Keep What You Love and Change The Rest!
Under the rubric of design pitfalls, by far my biggest thorn is the “too much stuff” look. I firmly believe in good floor plans and elevations to design a room, but if you don’t have access to a pro designer, then today we are going to play “de-stuff boot camp.” Take everything out of your room. Everything. Yup. Okay, if you can’t move the sofa, I’ll let you leave that. Everything else goes.
If you kept the sofa (or the king bed or the dining table), you now get to put back one more piece. But only if you really like it. If you don’t like it, it goes. (Ok, and then you call me because you clearly need new stuff). In a larger room, you can probably fit about one large and two mid-sized pieces before the room begins to look crowded. In a smaller room, you need to reduce the scale of those pieces.
Your first goal is to make your pieces look “deliberate,” as in “I really like it and it’s useful, and it looks awesome in the space.” NOT as in, “I’ve had it for 10 years and I sit on it, so I kept it.” Your other equally important, goal is to prevent the room from looking crowded.
So now that you have the furniture under control, let’s accessorize. Deliberately. You get to bring back:
One attractive mirror or piece of art.

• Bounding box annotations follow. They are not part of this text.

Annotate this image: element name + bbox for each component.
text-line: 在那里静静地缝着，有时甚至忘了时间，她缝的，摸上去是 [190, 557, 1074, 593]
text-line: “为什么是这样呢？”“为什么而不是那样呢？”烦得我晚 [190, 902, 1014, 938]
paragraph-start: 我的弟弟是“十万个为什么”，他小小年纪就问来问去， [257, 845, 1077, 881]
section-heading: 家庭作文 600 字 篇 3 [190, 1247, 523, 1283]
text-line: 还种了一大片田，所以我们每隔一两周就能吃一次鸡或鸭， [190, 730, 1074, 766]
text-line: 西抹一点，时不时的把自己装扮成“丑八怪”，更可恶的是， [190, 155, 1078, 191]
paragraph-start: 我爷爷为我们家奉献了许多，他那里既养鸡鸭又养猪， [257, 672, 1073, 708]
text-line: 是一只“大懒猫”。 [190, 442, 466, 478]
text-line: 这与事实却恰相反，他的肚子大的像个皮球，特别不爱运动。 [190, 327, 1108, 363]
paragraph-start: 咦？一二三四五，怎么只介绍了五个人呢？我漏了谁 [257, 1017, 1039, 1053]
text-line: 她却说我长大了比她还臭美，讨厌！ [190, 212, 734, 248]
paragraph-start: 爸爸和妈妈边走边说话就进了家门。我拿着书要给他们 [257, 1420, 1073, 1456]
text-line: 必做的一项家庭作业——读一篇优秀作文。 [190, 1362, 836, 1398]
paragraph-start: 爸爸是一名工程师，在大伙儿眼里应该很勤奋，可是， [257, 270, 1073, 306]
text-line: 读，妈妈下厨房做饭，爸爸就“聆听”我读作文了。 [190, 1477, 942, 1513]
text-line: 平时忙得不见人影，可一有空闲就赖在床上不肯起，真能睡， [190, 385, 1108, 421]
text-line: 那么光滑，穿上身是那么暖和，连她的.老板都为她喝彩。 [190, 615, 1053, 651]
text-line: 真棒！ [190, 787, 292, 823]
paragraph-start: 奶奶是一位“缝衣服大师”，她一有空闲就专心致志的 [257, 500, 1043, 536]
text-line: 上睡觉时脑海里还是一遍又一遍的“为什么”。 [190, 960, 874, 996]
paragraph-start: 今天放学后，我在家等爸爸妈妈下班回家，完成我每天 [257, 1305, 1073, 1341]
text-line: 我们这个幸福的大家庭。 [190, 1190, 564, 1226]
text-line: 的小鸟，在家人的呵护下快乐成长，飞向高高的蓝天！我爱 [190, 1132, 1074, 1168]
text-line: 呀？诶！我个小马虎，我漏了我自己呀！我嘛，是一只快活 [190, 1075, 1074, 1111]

Avoid the gallery wall unless you are really good at proportion, scale and balance. (If you have no idea what these things are, then, again, you should probably call me).
ONE, max two, plants. No jungly things that need more than a trim. And only in aesthetically pleasing pots.
Either one or three table top accessories. Accessories look best in odd numbers. They should be somehow related (color, antiques, reflective quality, texture) and remember deliberate and attractive.
Donate the rest, and if you can’t bear to part with it, keep a box of accessories in the basement and rotate them, rather than putting them all out at once. If you want your room to look attractive and feel relaxing, toss and donate, and only allow back a select few deliberately selected and pleasing items.